As Canadians continue to react to CBC's firing of its biggest radio star Jian Ghomeshi, his story is making headlines around the world.
Britain's Daily Mail, Australia's Sydney Morning Herald and the Washington Post are among the international news outlets reporting on Jian's departure from the CBC, amid his own detailed revelations about his personal life.
The CBC cut ties with Jian on Sunday. Photo: © Getty
The venerable Canadian broadcaster cut ties with the Toronto-based Q host on Oct. 26 without explaining the reason. "Information came to our attention [that] precludes us from continuing our relationship with Jian," said CBC spokesperson Chuck Thompson.
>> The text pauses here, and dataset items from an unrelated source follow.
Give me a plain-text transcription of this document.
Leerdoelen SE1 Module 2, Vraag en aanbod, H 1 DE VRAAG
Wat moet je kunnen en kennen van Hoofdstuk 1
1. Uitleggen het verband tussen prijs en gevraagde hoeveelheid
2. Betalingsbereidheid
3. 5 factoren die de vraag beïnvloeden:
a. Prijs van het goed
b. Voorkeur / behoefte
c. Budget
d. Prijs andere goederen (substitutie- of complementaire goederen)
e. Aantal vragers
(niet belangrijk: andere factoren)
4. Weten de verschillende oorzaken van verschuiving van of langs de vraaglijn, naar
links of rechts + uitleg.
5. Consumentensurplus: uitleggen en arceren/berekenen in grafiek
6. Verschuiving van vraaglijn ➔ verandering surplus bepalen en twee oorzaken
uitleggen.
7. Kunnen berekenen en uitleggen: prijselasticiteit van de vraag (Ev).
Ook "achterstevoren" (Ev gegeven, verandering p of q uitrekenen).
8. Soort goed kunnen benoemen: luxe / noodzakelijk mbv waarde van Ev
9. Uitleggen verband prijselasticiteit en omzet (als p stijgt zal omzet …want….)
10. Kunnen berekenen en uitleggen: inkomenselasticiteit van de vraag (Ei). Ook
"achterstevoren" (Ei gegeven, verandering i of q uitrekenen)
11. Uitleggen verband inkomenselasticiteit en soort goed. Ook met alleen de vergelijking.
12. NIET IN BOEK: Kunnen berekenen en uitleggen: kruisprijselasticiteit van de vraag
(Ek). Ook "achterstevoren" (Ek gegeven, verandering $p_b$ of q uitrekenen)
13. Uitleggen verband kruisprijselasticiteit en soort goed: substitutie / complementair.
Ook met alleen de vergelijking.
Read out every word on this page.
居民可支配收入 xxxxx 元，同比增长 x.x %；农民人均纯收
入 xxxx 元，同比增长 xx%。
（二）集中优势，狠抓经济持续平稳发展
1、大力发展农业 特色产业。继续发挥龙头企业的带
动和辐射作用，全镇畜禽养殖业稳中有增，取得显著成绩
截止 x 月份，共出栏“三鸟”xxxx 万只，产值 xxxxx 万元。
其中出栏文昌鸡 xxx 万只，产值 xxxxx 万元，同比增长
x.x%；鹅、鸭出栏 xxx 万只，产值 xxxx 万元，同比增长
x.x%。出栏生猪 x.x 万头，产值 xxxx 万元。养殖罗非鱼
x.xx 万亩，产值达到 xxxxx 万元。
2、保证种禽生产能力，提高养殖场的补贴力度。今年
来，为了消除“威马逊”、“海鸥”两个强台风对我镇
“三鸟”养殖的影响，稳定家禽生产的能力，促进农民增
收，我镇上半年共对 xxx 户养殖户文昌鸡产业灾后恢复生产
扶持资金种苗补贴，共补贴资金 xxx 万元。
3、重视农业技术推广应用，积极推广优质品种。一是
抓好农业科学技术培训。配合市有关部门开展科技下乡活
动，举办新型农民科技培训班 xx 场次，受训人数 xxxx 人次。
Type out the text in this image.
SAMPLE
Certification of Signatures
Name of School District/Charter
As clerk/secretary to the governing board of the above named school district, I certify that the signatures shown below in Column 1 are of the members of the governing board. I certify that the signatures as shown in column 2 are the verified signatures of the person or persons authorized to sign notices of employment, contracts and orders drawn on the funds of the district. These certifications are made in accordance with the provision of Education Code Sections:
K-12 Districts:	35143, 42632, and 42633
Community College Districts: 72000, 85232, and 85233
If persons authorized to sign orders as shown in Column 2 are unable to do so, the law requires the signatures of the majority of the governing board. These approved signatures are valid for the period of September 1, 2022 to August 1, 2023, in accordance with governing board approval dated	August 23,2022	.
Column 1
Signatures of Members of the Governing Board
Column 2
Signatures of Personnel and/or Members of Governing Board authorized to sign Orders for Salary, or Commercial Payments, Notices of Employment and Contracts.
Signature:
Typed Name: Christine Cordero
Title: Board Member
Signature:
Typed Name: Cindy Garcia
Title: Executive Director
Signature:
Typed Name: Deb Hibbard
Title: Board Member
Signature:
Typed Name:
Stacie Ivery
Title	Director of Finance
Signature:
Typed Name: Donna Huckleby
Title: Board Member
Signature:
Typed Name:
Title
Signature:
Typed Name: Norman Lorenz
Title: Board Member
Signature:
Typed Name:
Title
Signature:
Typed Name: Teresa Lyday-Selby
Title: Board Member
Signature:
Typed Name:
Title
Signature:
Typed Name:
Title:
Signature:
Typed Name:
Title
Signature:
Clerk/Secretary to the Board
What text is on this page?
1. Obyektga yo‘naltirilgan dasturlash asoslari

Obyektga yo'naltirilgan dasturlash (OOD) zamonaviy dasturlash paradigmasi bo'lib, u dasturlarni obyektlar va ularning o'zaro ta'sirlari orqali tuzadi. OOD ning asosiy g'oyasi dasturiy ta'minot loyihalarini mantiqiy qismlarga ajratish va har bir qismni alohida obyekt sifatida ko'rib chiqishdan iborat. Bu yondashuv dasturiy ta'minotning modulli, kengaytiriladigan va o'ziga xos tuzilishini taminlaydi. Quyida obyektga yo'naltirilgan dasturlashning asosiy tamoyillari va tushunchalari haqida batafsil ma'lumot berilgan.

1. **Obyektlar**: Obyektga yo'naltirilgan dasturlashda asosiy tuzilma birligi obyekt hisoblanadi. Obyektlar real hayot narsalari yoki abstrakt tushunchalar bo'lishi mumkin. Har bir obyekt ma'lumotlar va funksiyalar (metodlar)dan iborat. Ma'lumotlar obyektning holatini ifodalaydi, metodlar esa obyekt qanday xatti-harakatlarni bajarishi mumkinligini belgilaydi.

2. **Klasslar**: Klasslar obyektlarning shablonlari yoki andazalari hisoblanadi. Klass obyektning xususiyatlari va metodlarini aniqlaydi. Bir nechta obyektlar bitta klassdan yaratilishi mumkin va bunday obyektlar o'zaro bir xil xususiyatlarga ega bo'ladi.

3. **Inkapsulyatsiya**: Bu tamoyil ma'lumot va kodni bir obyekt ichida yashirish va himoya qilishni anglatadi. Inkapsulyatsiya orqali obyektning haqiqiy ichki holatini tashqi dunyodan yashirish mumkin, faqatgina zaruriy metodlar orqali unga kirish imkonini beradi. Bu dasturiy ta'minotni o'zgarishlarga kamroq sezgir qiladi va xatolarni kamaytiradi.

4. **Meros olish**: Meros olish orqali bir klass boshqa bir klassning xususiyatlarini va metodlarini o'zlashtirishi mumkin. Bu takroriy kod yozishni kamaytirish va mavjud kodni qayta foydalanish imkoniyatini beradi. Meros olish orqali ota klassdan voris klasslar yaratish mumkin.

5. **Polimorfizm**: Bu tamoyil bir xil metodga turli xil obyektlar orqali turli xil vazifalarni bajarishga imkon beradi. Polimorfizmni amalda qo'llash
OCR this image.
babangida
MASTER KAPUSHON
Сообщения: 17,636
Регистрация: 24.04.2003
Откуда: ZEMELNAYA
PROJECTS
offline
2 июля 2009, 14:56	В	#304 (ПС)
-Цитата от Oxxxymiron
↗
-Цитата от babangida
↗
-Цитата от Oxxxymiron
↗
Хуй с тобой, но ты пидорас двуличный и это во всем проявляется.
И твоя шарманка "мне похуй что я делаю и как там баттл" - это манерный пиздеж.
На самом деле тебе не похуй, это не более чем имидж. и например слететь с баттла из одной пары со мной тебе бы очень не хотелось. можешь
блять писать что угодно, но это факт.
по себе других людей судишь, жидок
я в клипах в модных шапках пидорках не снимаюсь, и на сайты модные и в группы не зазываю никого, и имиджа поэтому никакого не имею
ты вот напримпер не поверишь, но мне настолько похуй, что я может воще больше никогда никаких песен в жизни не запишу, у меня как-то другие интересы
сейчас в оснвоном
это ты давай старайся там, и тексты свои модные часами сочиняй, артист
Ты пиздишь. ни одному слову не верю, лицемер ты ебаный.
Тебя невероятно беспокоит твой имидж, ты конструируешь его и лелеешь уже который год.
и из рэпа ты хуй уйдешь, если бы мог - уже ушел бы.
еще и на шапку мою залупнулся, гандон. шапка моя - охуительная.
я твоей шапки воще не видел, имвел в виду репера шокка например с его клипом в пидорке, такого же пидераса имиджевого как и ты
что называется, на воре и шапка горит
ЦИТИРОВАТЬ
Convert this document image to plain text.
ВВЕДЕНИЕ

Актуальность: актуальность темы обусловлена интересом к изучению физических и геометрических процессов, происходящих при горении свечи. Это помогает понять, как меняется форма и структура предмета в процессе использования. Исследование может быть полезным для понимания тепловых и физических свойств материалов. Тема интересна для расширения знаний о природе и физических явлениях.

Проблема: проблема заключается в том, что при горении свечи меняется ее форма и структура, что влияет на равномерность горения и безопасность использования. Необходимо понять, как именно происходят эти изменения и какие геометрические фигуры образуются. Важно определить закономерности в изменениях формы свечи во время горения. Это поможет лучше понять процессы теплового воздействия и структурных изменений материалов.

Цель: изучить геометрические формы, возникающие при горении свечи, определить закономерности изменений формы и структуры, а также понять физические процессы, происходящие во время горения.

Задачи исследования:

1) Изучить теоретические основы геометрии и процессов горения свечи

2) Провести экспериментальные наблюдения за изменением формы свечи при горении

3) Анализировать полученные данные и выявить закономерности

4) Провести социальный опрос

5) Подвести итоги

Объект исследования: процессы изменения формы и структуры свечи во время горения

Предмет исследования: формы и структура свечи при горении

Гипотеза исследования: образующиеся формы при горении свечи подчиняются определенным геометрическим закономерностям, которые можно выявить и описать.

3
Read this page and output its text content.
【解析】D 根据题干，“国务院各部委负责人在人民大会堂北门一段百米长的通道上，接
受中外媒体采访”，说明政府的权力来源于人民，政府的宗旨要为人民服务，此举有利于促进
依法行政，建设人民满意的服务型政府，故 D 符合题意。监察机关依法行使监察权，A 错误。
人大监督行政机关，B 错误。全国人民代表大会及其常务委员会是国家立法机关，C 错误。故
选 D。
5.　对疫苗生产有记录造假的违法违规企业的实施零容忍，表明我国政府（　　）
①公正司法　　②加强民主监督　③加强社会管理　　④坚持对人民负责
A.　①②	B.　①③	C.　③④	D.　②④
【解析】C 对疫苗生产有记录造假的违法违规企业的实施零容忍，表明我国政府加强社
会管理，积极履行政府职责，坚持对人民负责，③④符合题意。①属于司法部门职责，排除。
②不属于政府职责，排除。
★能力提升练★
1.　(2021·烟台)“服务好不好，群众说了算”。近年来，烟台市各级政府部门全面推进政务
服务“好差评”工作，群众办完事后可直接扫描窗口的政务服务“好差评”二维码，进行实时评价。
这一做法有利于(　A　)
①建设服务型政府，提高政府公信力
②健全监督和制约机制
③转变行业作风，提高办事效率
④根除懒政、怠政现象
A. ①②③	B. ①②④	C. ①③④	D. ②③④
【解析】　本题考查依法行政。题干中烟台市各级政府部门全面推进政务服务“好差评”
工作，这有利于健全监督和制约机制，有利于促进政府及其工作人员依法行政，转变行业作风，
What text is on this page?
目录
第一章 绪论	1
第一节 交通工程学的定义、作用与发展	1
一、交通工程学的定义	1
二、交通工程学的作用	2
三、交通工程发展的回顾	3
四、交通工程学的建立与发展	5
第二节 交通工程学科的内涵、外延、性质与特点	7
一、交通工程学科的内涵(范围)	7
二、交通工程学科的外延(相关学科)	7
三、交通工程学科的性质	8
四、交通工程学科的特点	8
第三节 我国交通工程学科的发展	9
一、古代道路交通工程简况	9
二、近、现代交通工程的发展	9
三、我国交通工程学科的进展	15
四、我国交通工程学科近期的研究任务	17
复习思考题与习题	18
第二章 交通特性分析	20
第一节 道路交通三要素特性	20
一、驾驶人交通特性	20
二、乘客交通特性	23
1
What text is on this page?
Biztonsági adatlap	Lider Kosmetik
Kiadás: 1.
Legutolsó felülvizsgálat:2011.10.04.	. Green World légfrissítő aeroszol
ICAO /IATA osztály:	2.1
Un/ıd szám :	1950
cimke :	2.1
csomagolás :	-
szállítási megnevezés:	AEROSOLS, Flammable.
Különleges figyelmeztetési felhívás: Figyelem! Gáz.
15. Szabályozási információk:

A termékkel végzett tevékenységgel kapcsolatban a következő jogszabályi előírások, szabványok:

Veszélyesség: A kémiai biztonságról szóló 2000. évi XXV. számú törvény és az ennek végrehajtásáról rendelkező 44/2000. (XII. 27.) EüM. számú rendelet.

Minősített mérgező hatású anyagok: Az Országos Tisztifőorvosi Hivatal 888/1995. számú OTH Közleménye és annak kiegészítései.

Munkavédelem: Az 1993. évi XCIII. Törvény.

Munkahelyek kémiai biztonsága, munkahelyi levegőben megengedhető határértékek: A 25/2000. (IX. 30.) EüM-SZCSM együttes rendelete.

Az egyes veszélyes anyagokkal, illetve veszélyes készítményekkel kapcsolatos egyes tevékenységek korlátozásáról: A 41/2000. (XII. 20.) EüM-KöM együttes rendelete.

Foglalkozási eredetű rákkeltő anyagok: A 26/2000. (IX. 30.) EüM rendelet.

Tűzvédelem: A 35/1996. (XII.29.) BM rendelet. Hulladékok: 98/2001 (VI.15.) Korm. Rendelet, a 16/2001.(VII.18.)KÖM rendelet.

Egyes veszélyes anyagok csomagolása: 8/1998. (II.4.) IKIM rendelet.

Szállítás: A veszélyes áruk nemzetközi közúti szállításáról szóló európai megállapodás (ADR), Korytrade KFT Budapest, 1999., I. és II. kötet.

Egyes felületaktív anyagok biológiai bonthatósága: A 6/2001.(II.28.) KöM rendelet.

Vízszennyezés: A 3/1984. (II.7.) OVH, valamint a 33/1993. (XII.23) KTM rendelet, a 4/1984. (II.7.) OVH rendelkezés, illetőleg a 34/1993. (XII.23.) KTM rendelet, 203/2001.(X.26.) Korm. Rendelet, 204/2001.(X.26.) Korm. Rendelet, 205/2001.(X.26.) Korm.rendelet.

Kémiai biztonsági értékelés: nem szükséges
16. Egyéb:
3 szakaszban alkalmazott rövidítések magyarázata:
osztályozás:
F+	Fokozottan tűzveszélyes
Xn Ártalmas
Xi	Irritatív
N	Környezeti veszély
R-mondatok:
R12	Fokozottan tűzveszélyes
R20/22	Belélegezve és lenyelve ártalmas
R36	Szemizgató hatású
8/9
But Jian, 47, did not hold back. "I've been fired from the CBC because of the risk of my private sex life being made public as a result of a campaign of false allegations pursued by a jilted ex girlfriend and a freelance writer," he wrote Sunday in a lengthy and very personal Facebook post.
This was followed by a Toronto Star article in which several women alleged that Jian had been physically violent or inappropriate while dating them. He maintains he is innocent of any wrongdoing. "I have always been interested in a variety of activities in the bedroom," he wrote on Facebook, "but I only participate in sexual practices that are mutually agreed upon [and] consensual."
Canadians have been mixed in their reaction to the news; many have taken to Twitter to voice support for Jian.
This has been a turbulent period for the former Moxy Fruvous band member, who had been the voice of CBC's pop-culture radio show since 2006. He lost his father a few weeks ago and shared his feelings with listeners just before he was let go from the CBC.
Jian officially filed a $55 million lawsuit against the CBC on Monday, citing "breach of confidence and bad faith."
Meanwhile, Q's acting host Brent Bambury urged listeners to stick with the show. “I know … this is a very hard day,” he said Monday. "We move forward. I hope you'll come with us."